Although many microfinance institutions are unregulated and therefore not required to meet any standards, banks and other financial institutions that provide microfinance may eventually have to operate under a regulatory system that includes the Basel II standards.
For financial institutions with a large microcredit portfolio, however, the Basel II capital requirements are lower. According to regulatory expert Ximena Arteaga, under Basel II, financial institutions that lend to micro, small and medium-sized enterprises (MSMEs) will be subject to lower minimum capital requirements because the type of lending they do is weighted at a lower percentage than lending to large companies when their capital ratio is calculated. This is the basic approach used, explained Arteaga, not taking into account other factors.
Lending to MSMEs is subject to lower capital requirements than lending to large companies, said Arteaga. Loans below one million euros, she explained, will be weighted at a lower percentage. “So banks and financial institutions—which are not necessarily large companies—that primarily lend to MSMEs will have lower capital requirements.”
The purpose of Basel II, explained Arteaga, is to establish a more logical, more realistic correlation between the minimum working capital of a bank and the type of business it conducts.
The first draft of the Basel II standards applied to all financial institutions, prompting concern on the part of microfinance institutions and the enterprises that receive loans from them. That was one reason why the Basel Committee decided to establish two separate categories of lending, one for loans to large enterprises and one for loans to MSMEs.
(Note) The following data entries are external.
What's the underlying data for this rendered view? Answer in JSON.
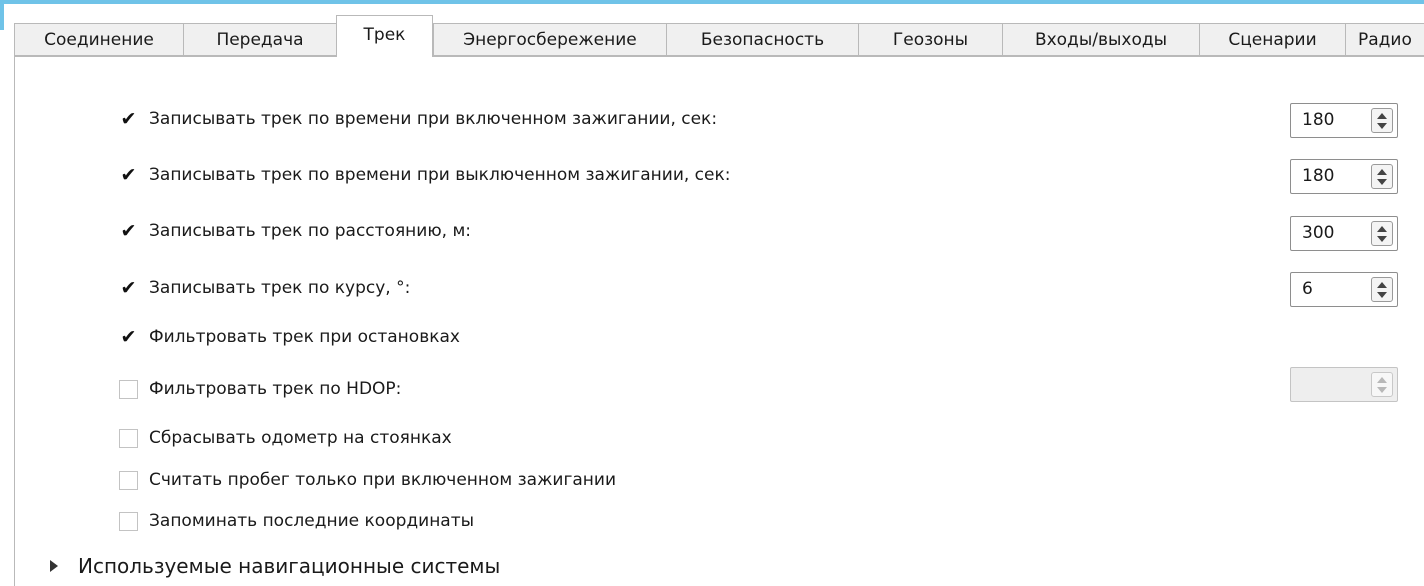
{
  "tabs": [
    {
      "label": "Соединение",
      "active": false
    },
    {
      "label": "Передача",
      "active": false
    },
    {
      "label": "Трек",
      "active": true
    },
    {
      "label": "Энергосбережение",
      "active": false
    },
    {
      "label": "Безопасность",
      "active": false
    },
    {
      "label": "Геозоны",
      "active": false
    },
    {
      "label": "Входы/выходы",
      "active": false
    },
    {
      "label": "Сценарии",
      "active": false
    },
    {
      "label": "Радио",
      "active": false
    }
  ],
  "options": [
    {
      "label": "Записывать трек по времени при включенном зажигании, сек:",
      "checked": true,
      "check_glyph": "✔",
      "value": "180",
      "enabled": true
    },
    {
      "label": "Записывать трек по времени при выключенном зажигании, сек:",
      "checked": true,
      "check_glyph": "✔",
      "value": "180",
      "enabled": true
    },
    {
      "label": "Записывать трек по расстоянию, м:",
      "checked": true,
      "check_glyph": "✔",
      "value": "300",
      "enabled": true
    },
    {
      "label": "Записывать трек по курсу, °:",
      "checked": true,
      "check_glyph": "✔",
      "value": "6",
      "enabled": true
    },
    {
      "label": "Фильтровать трек при остановках",
      "checked": true,
      "check_glyph": "✔"
    },
    {
      "label": "Фильтровать трек по HDOP:",
      "checked": false,
      "check_glyph": "",
      "value": "",
      "enabled": false
    },
    {
      "label": "Сбрасывать одометр на стоянках",
      "checked": false,
      "check_glyph": ""
    },
    {
      "label": "Считать пробег только при включенном зажигании",
      "checked": false,
      "check_glyph": ""
    },
    {
      "label": "Запоминать последние координаты",
      "checked": false,
      "check_glyph": ""
    }
  ],
  "section": {
    "label": "Используемые навигационные системы",
    "icon": "expand-triangle-icon",
    "expanded": false
  },
  "colors": {
    "accent_frame": "#6fc3e8",
    "tab_bg": "#f0f0f0",
    "border": "#b9b9b9"
  }
}
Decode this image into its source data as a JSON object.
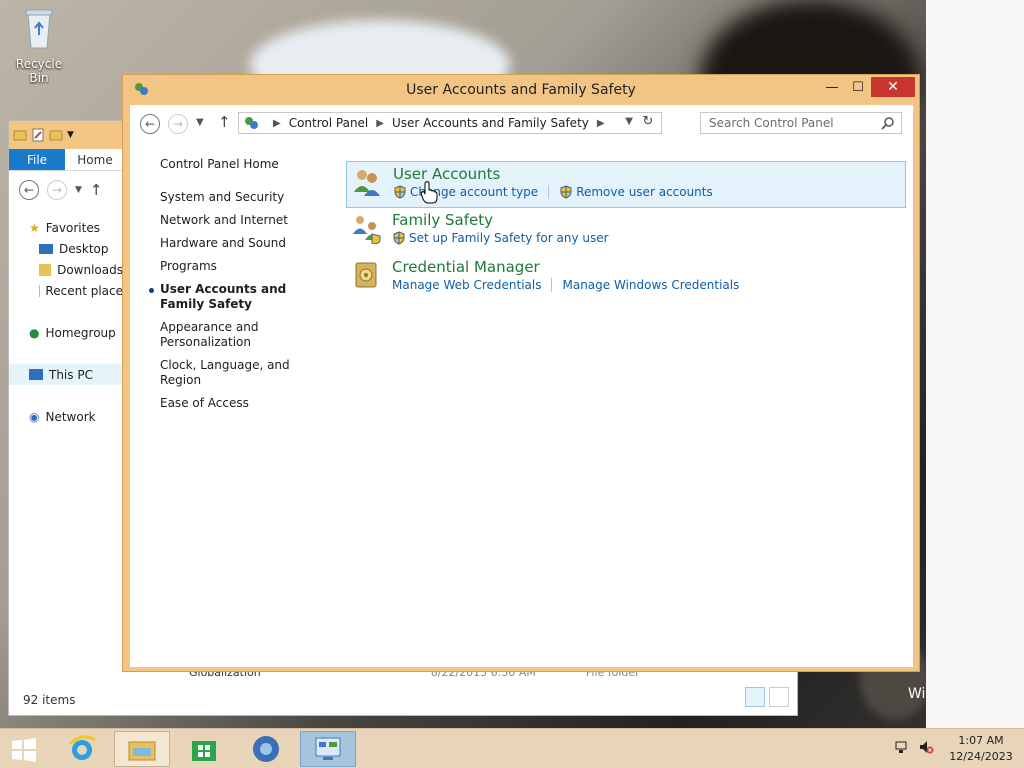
{
  "desktop": {
    "recycle_bin_label": "Recycle Bin",
    "watermark_text": "Wi"
  },
  "explorer": {
    "file_tab": "File",
    "home_tab": "Home",
    "tree": [
      "Favorites",
      "Desktop",
      "Downloads",
      "Recent place",
      "Homegroup",
      "This PC",
      "Network"
    ],
    "peek_row": {
      "name": "Globalization",
      "date": "8/22/2013 6:50 AM",
      "type": "File folder"
    },
    "status": "92 items"
  },
  "cp": {
    "title": "User Accounts and Family Safety",
    "address": {
      "crumbs": [
        "Control Panel",
        "User Accounts and Family Safety"
      ]
    },
    "search_placeholder": "Search Control Panel",
    "nav": {
      "home": "Control Panel Home",
      "items": [
        "System and Security",
        "Network and Internet",
        "Hardware and Sound",
        "Programs",
        "User Accounts and Family Safety",
        "Appearance and Personalization",
        "Clock, Language, and Region",
        "Ease of Access"
      ],
      "current_index": 4
    },
    "categories": [
      {
        "title": "User Accounts",
        "links": [
          "Change account type",
          "Remove user accounts"
        ],
        "shielded": [
          true,
          true
        ]
      },
      {
        "title": "Family Safety",
        "links": [
          "Set up Family Safety for any user"
        ],
        "shielded": [
          true
        ]
      },
      {
        "title": "Credential Manager",
        "links": [
          "Manage Web Credentials",
          "Manage Windows Credentials"
        ],
        "shielded": [
          false,
          false
        ]
      }
    ]
  },
  "taskbar": {
    "clock_time": "1:07 AM",
    "clock_date": "12/24/2023"
  },
  "colors": {
    "window_frame": "#f2c585",
    "close_button": "#c7372f",
    "category_title": "#1e7a3b",
    "link": "#0f5ea5",
    "taskbar": "#e8d4b8"
  }
}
For example, FINCA Ecuador is a financial institution whose portfolio consists exclusively of microcredits averaging around $300 each. If the Office of the Bank Examiner in Ecuador applies the Basel II standards, the minimum capital requirements for FINCA will be lower than the ones for a bank with no microfinance portfolio.
The road to Basel II in Latin America and the Caribbean
According to the 2005 Economic and Social Progress Report, entitled Unlocking Credit—The Quest for Deep and Stable Bank Lending , implementation of Basel II will not be considered mandatory in Latin American countries. The Basel Committee, the International Monetary Fund and World Bank have all suggested that developing countries will likely need more time to implement Basel II than the 2006 deadline established for developed economies, the report says.
The Basel II agreements, explained Arteaga, will be adopted by each country individually. “Each country will decide when to adopt the measures, but financial institutions can start adjusting to the requirements that are eventually going to be established,” she said.
Basel II cannot be imposed. Each country will subscribe to the agreement and adopt the proposed standards in accordance with its needs, said Arteaga, adding that the measures can also be phased in.
But there is keen interest in Basel II. Most of the countries want to adopt the new standards because otherwise their financial sectors will be less competitive in the global market, Arteaga pointed out. For example, at the VII Inter-American Forum on Microenterprise , held in September 2004 in Cartagena, Colombia, the Office of the Bank Examiner of Colombia reported that it was already preparing to implement the Basel II standards for supervision beginning in 2006.
However, the countries may vary in how quickly they adopt Basel II. It is important to bear in mind that the Group of Ten industrialized countries recently agreed to implement Basel II in 2006 and 2007. Latin America is likely to adopt the principles towards late 2006 and in 2007, said Arteaga.
Interestingly, she noted, in Ecuador and other countries even organizations like FINCA Ecuador are now conducting much more rigorous technical risk assessments, calculating both credit and operational risks according to official government standards. And Basel II precisely requires much more in-depth reviews, using technical measurements rather than a banker's intuition to draw conclusions.